28I note as well, although this has not been remarked on in the reports, that the appellant had a stroke in 2003. This resulted in left side hemiparesis. It is said to be “improving”, but this statement offers no useful evidence regarding any residual limitations the appellant may have been experiencing before the accident occurred. I do not give any weight to this in my decision, however, as it was not raised by either party.
29I conclude that the applicant’s psychological issues resulting from the accident prevent him from accurately demonstrating his physical limitations resulting from the accident. Dr. Kruger opined that objective evidence of whether and what extent the appellant’s left shoulder and back have suffered injury from the accident is necessary before further treatment is undertaken. He recommended an MRI and I am persuaded that his is a sensible approach to obtaining the information that is needed for successful treatment.
Orthopedic assessment
30I see no necessity for another orthopedic assessment at this point, for two reasons. First, no fewer than three physicians have assessed the applicant’s condition from this standpoint. Second, Dr.
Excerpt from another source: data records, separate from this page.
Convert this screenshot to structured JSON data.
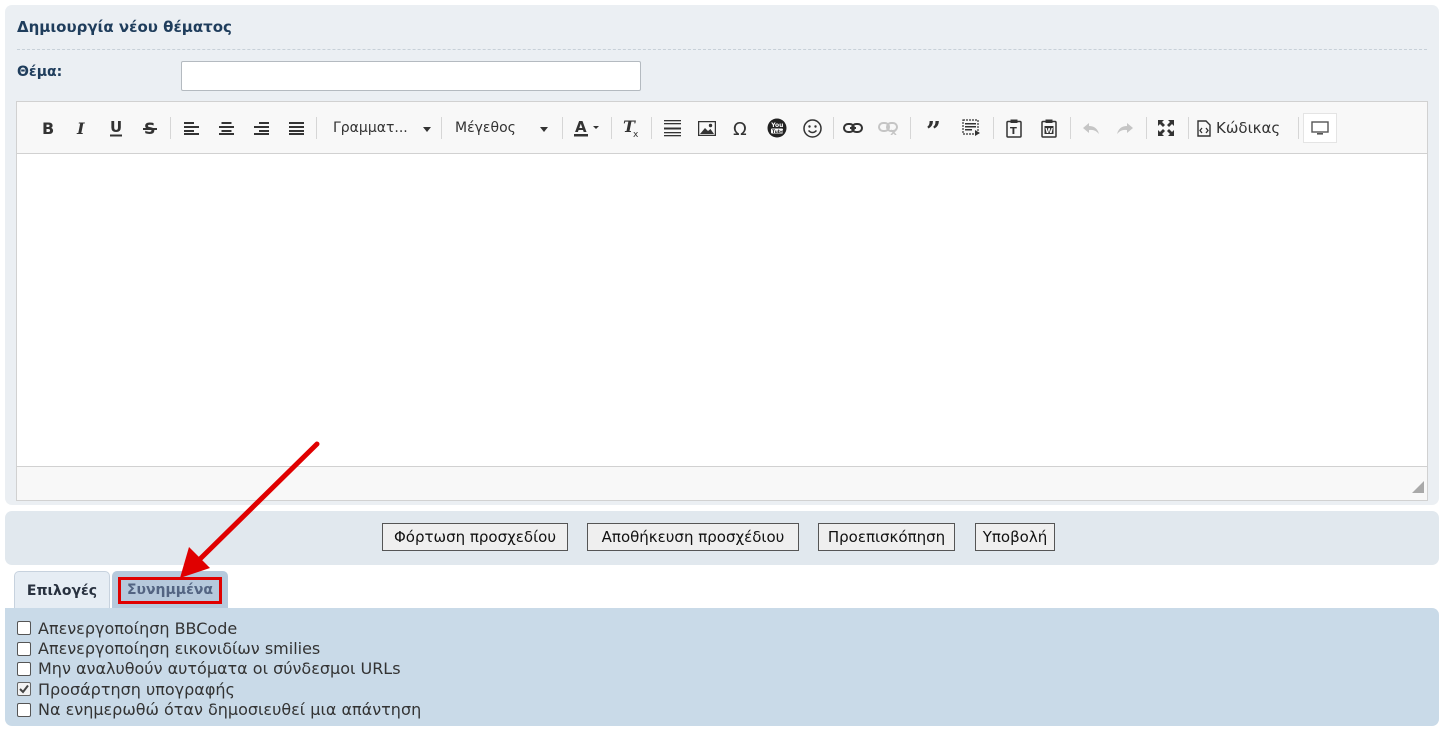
{
  "form": {
    "title": "Δημιουργία νέου θέματος",
    "subject_label": "Θέμα:",
    "subject_value": "",
    "subject_placeholder": ""
  },
  "toolbar": {
    "font_combo": "Γραμματ...",
    "size_combo": "Μέγεθος",
    "source_label": "Κώδικας",
    "buttons": [
      "bold-icon",
      "italic-icon",
      "underline-icon",
      "strikethrough-icon",
      "align-left-icon",
      "align-center-icon",
      "align-right-icon",
      "justify-icon",
      "text-color-icon",
      "remove-format-icon",
      "horizontal-rule-icon",
      "image-icon",
      "omega-icon",
      "youtube-icon",
      "smiley-icon",
      "link-icon",
      "unlink-icon",
      "quote-icon",
      "code-block-icon",
      "paste-text-icon",
      "paste-word-icon",
      "undo-icon",
      "redo-icon",
      "maximize-icon",
      "source-icon",
      "preview-icon"
    ]
  },
  "actions": {
    "load_draft": "Φόρτωση προσχεδίου",
    "save_draft": "Αποθήκευση προσχέδιου",
    "preview": "Προεπισκόπηση",
    "submit": "Υποβολή"
  },
  "tabs": {
    "options": "Επιλογές",
    "attachments": "Συνημμένα"
  },
  "options": [
    {
      "label": "Απενεργοποίηση BBCode",
      "checked": false
    },
    {
      "label": "Απενεργοποίηση εικονιδίων smilies",
      "checked": false
    },
    {
      "label": "Μην αναλυθούν αυτόματα οι σύνδεσμοι URLs",
      "checked": false
    },
    {
      "label": "Προσάρτηση υπογραφής",
      "checked": true
    },
    {
      "label": "Να ενημερωθώ όταν δημοσιευθεί μια απάντηση",
      "checked": false
    }
  ],
  "colors": {
    "title": "#1f3d5c",
    "panel_bg": "#ebeff3",
    "options_bg": "#c9dae8",
    "highlight": "#e00000"
  }
}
Kruger was unable to perform an assessment on the applicant’s left arm and shoulder injuries because the applicant, anticipating pain, would not do range of motion exercises in these areas. There is nothing to suggest that the applicant would react any differently during another assessment.
Functional assessment
31As to the request for a functional assessment, in my view Dr. Mills’ lengthy functional assessment is clear and detailed on the limitations he witnessed in the appellant’s ability to perform his activities of daily living and the assistance he requires. There is no evidence before me that the applicant disagrees with the report. Given the thoroughness of that report and the absence of any criticism of it, a further report is not reasonable or necessary.
Interest
32The Schedule provides that the appellant is entitled to interest where the Tribunal finds that services that have been denied are reasonable and necessary. I have not found the services reasonable and necessary, so no interest is payable.
Special Award
33A special award is appropriate in cases where the insurer has unreasonably delayed or withheld payment. It is a stringent test. The denial must be unreasonable. Based on my reasons, above, the denial was reasonable, so no special award can be considered.
34Based on all of the evidence, I conclude that this appeal should be denied. The appellant has not satisfied the onus on him of proving that the requested services are reasonable and necessary.
35Accordingly, the application is dismissed.
Released: March 30, 2020
Patricia Conway
Adjudicator
Footnotes
- 17-001007/AABS v Aviva Insurance Canada, 2018 CanLII 2309.